The Making of Karateka is a rare treat. It's part documentary, part archive, part collection of old games, and part remaster. It's also a wonderful example of just how far we can go with game preservation if we put the work in, and the gold standard for how we should approach collections of classic games going forward.
For the uninitiated, Karateka was an influential game released on the Apple II way back in the olden days of 1984. It was a side-scrolling karate game, in which your unnamed protagonist must best a series of foes to save a princess, quaint by today's standards but heralded at the time as an unparalleled cinematic gaming experience.
Karateka was the creation of Jordan Mechner — a Yale student at the time, and the man who would later go on to create Prince of Persia — and it was one of the best selling games of 1984. The Making of Karateka is an interactive documentary presented in the form of a timeline — essentially a menu — that you can peruse at your leisure, tracing Jordan's early days dreaming of game design to his first attempt at a game, the rejection letters from publishers, the creation of Karateka, and ultimately, a new remaster of Karateka to play.
There's scans of storyboards, planning documents, letters to publishers, fan mail, and family photographs. There's videos with people like Gary Whitta — a former gaming journalist who later wrote the Star Wars movie, Rogue One — and John Tobias — one of the creators of Mortal Kombat — talking about their experiences with Karateka.
There's some incredibly poignant videos showing Jordan and his father recalling the creative process they used to make the game, including a cool demonstration of how they pioneered the use of rotoscoping to give Karateka animations on a level previously unseen within the medium. Jordan's father — also an accomplished pianist — wrote the music for Karateka, and his explanations for the use of leitmotifs necessitated by the technical limitations of the Apple II are fascinating.
And then there's the games. Watching a video describing Jordan's first attempt at making a video game and then actually being able to play that build — framerate dips and all — is a remarkable experience. On their own most of the games here would be little more than curios, but presented here as they are they're a fascinating time capsule, and an enthralling window into the creative process. For anyone interested in the history of video games we can't recommend this enough.
Comments 13
Only a slight degree of shame when asking this... Does it have trophies?
@pumpkin_head it does. Going through the documentary timeline will not net you many though. Most are from playing the various versions of the games in some specific way.
Thanks John, this sounds like a very worthwhile project for an old dev like me and I plan on picking this up as a result.

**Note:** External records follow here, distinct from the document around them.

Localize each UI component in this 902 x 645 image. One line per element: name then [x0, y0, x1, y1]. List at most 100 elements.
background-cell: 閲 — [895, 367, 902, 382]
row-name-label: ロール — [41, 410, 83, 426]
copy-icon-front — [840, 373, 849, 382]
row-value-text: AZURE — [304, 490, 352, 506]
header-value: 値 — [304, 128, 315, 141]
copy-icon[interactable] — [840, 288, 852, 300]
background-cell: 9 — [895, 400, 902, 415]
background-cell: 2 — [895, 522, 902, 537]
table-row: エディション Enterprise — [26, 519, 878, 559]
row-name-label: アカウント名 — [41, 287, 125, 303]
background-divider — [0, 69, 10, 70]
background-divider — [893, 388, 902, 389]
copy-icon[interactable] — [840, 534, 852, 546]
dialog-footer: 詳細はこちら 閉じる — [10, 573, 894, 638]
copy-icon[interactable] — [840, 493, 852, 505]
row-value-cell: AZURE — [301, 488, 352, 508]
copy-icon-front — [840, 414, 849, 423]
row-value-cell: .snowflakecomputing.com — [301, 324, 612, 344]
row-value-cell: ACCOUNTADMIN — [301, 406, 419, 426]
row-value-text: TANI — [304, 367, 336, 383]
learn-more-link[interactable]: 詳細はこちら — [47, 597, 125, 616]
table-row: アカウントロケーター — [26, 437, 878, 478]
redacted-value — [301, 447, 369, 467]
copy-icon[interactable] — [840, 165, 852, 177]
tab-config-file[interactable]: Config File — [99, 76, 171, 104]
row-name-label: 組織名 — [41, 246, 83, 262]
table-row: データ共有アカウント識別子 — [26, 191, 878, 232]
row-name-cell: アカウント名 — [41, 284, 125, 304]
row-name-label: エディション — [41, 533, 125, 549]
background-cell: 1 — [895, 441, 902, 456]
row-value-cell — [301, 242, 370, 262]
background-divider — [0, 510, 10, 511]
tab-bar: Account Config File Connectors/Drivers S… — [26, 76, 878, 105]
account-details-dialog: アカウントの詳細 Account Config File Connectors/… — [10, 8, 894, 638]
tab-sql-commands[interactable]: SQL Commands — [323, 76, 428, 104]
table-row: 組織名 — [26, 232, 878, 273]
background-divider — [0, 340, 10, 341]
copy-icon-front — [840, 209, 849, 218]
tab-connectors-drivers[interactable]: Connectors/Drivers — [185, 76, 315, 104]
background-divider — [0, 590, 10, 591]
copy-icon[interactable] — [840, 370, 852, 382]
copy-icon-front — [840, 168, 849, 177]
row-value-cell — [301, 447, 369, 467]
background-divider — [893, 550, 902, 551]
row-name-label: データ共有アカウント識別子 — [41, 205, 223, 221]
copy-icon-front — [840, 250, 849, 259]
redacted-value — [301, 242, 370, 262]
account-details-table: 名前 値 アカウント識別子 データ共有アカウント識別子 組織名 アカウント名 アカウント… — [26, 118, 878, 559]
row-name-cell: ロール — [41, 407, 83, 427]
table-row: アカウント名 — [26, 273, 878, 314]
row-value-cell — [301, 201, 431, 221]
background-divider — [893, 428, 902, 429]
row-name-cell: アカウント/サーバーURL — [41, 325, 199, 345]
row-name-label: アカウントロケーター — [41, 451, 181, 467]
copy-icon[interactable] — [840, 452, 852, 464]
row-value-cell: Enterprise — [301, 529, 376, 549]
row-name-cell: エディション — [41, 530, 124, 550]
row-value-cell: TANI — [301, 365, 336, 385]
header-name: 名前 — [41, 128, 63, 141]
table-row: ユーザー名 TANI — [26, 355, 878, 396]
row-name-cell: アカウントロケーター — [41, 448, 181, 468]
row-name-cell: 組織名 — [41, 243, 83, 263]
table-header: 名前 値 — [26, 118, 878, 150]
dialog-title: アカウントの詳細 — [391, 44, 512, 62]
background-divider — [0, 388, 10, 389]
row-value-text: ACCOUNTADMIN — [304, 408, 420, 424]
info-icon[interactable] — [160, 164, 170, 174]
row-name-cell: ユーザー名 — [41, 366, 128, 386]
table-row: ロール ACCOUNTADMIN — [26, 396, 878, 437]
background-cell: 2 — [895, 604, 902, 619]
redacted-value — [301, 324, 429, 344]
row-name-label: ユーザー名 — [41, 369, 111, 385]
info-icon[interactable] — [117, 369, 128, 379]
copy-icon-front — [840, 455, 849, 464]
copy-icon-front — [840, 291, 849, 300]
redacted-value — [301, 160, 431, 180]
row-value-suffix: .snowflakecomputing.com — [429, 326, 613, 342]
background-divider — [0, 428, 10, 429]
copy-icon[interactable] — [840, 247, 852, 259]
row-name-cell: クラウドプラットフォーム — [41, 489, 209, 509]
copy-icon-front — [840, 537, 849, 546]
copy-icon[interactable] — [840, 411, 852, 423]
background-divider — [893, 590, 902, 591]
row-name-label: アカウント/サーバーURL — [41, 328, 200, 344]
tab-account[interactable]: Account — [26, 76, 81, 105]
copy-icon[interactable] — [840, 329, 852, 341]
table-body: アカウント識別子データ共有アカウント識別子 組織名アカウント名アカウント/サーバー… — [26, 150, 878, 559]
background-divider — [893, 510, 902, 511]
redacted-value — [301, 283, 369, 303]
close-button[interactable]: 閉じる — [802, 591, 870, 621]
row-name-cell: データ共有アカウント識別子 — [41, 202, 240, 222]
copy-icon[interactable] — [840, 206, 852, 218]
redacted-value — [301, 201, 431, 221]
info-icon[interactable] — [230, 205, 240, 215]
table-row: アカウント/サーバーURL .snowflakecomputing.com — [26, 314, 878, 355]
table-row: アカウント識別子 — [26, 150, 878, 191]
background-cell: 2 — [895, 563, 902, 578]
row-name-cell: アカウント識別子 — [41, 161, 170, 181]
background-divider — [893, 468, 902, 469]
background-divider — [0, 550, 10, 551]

As you say, this appears to the gold standard for preserving a games and delivers so much more than just the release code. I hope its a format and effort that inspires others to follow.!
Now that's just fascinating.
It's superb! Very similar to Atari 50 but with the more defined focus on one game and its history it's even more interesting to play/experience. I view buying games from Digital Eclipse almost like a charitable donation to game preservation, they're that good.
Apparently there are plans to do a whole series of the documentaries on classic games from Digital Eclipse.
I'm really interested to see what they produce next.
Maybe more screenshots of the actual game,would've been nice
I remember playing the original on the Commodore 64. Is this out yet? Can't find it on EU PSN.
Totally agree with this rating. I played through this last week and had a lot of fun with the remaster and trying out older versions of the game. Loved the game as a kid and love it now for the historical aspects.
@johncalmc Does this have the 2012 PS3 remake of Karateka included? I can’t find confirmation of this anywhere (the remaster is all that’s mentioned), so I’m guessing no. It seems strange not to include it.
I remember buying and playing it at release, and I didn’t like it very much, so it’s no big loss. But it still seems weird to leave it out in a comprehensive history of the game.
Jordan is a legend in the game industry - I'd say among his many notable achievements working with Ubisoft to make The Sands Of Time is my favourite.
Those interested in that sort of thing should subscribe to Noclip on YouTube. Their documentary work won't net you trophies but it will teach you a lot of interesting stuff about how developers work and how much effort and pride they put into the finished product. The Dishonored one is particularly great, especially when they talk to the level designer about how the clockwork mansion was conceptualised and realised. Danny O'Dwyer is also working tirelessly to preserve video game history by archiving old video game and promo footage so that's worth a donation.
@Impossibilium You could buy the most recent copy of the game and then obtain a copy of the PS3 as an ISO and call it fair use? I ended up doing just that with Sleeping Dogs - I own the PS4 "Definitive Edition" but then grabbed it on PS3 with all the DLC and prefer playing it there as with an overclocked GPU softmod it'll be stable at 30FPS more than the PS4 is and it's quieter on either of my two PS3s than my PS4 Slim
@zekepliskin fun little fact, I understand noclip and digital eclipse shared an office at some stage. Now digital eclipse do documentaries (albeit interactive) and noclip have been making a game (stunt derby)!